Key Takeaways: The one silver lining for LAG in Stage 2 is the team’s continued SnD strength. The SnD, and the win against FaZe. They were still a formidable Search team throughout Stage 2, but a table won’t stand for long on a single leg. Neither can the Guerrillas. Whether it’s a role change, a roster change, or anything else, this team needs to change something drastic in order to sniff contention.
11. London Royal Ravens (2 – 10)
Previous Rank: 12 ( +1)
CDL Points: 30 (+30)
London is finally on the board. With two wins to start the group stage and a tenth place finish at the Major, London has shaken the memes. The introduction of PaulEhx has improved the team, however, significant issues linger with this roster. SnD is improved, but on the year, London is still one of the worst Search teams (4-12 record).
Key Takeaways: “No twins, no wins” has been banished to the Shadow Realm. Getting a few wins was important for this team’s confidence. Zed has brought on the needed veteran leadership, but the team can still look anemic on respawn, especially Dylan, who has exacerbated his “feast or famine” playstyle. This season, the British fans have seen Dylan dropping 0.5’s just as frequently as they’ve seen him dropping 1.5’s. But the key takeaway here is that London is running out of time. Unlike the LA Thieves, who have 110 CDL points, London cannot afford to give this roster the same runway. Given that only the top eight teams qualify for Champs this season, London has three stages to make up a huge point differential, and is currently sitting in dead last with 30 CDL points.
12. Paris Legion (4 – 8)
Previous Rank: 8 (-4)
CDL Points: 50 (+20)
Everyone watching Paris Legion knew they were in for a tough season. After rumors of a minimum payroll team, the Legion surprised many in Stage 1 by taking FaZe to a game 5, and being competitive in many of their matches. Reality has started to set in during Stage 2. Despite the early promise, they were clean swept by a newly formed LA Thieves team last week at the Stage 2 Major. Earlier this week, Paris released Fire and announced Temp to the starting roster.

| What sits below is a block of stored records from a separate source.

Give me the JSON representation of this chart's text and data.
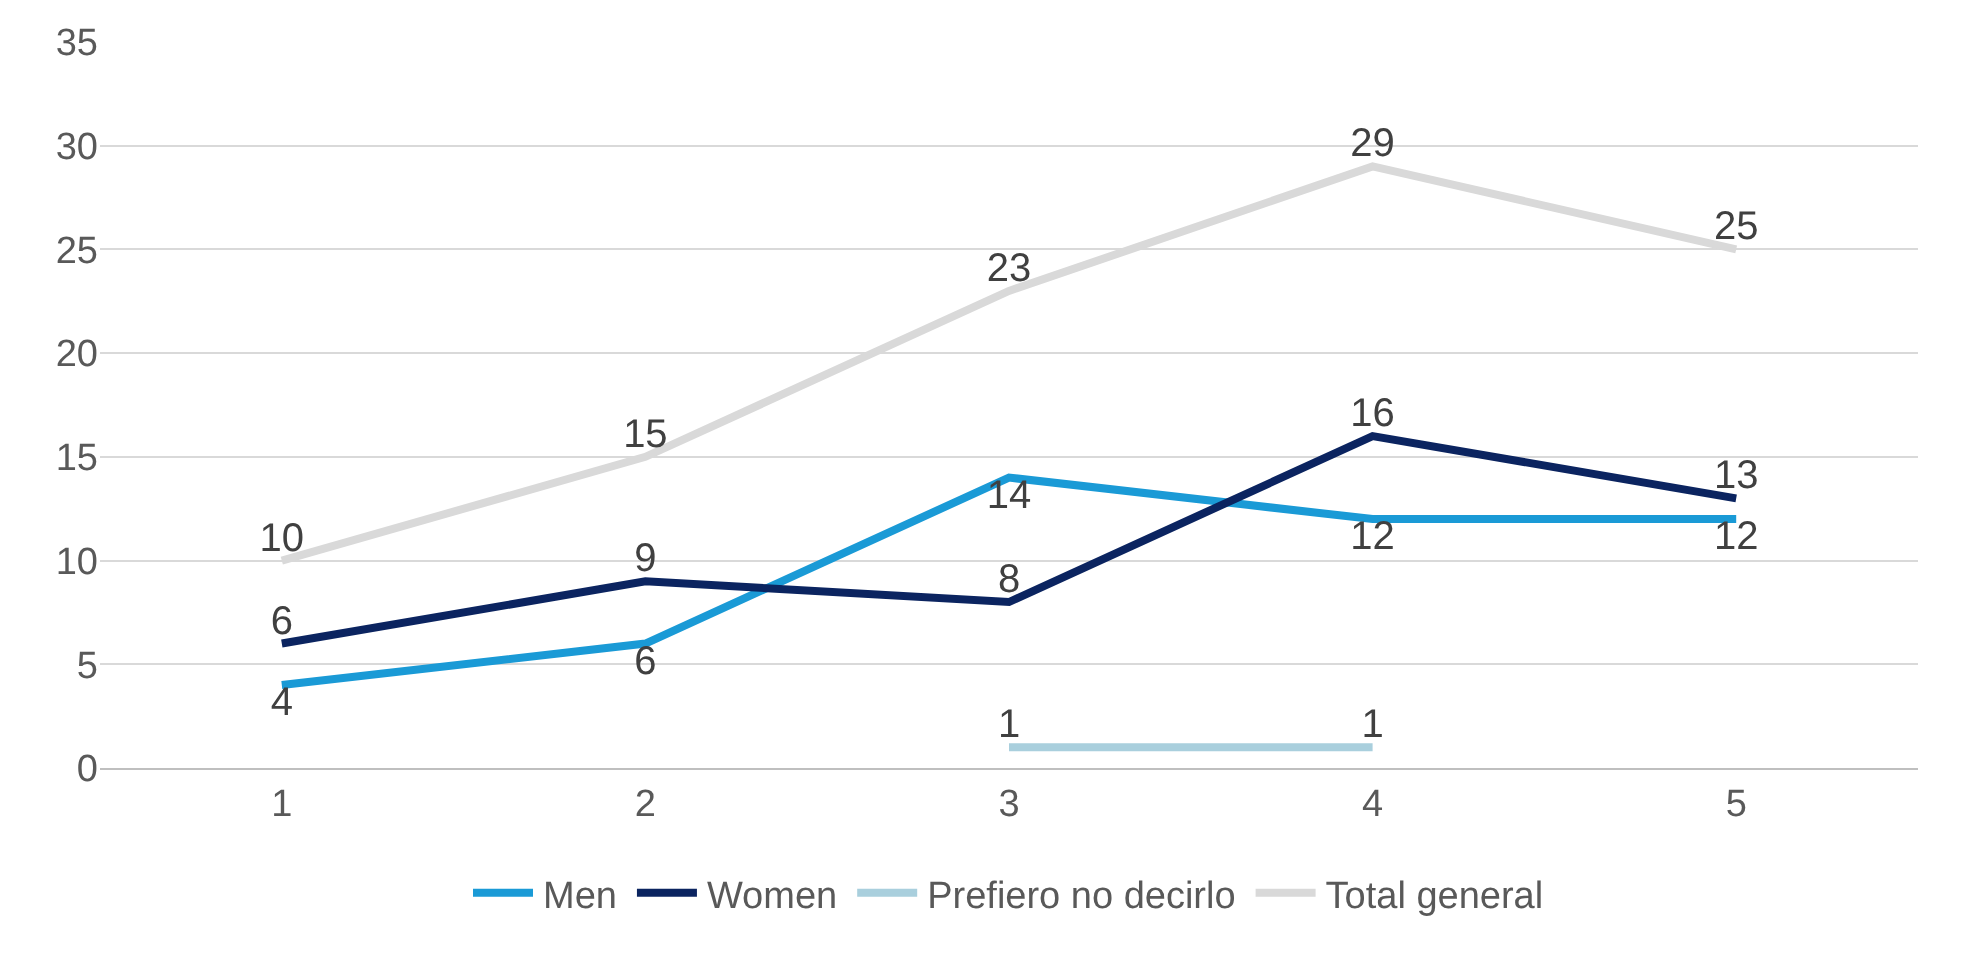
{
  "chart_data": {
    "type": "line",
    "categories": [
      "1",
      "2",
      "3",
      "4",
      "5"
    ],
    "series": [
      {
        "name": "Men",
        "color": "#1a9ad6",
        "values": [
          4,
          6,
          14,
          12,
          12
        ]
      },
      {
        "name": "Women",
        "color": "#0b2460",
        "values": [
          6,
          9,
          8,
          16,
          13
        ]
      },
      {
        "name": "Prefiero no decirlo",
        "color": "#a9cfdd",
        "values": [
          null,
          null,
          1,
          1,
          null
        ]
      },
      {
        "name": "Total general",
        "color": "#d9d9d9",
        "values": [
          10,
          15,
          23,
          29,
          25
        ]
      }
    ],
    "ylim": [
      0,
      35
    ],
    "yticks": [
      0,
      5,
      10,
      15,
      20,
      25,
      30,
      35
    ],
    "grid": "y",
    "legend": "bottom",
    "data_labels": true,
    "marker": "none",
    "line_style": "solid"
  }
}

Key Takeaways: Despite Fire’s ambivalent performances, the entire team has struggled. Most players on the team have negative K/D’s in each game mode, with only Aqua performing consistently. The vibes will be on uptrend 📈, but Paris needs to see significant improvements to truly contend. There are currently five teams sitting between 30 and 70 CDL points: Paris Legion, London Royal Ravens, Seattle Surge, Florida Mutineers, and Seattle Surge. Only one of the bottom five teams will qualify in Champs. Drop Fire and make a gamble on Temp now? It’s a bold play, the payoffs are murky. Only time will tell if the move will work out in the team’s favor.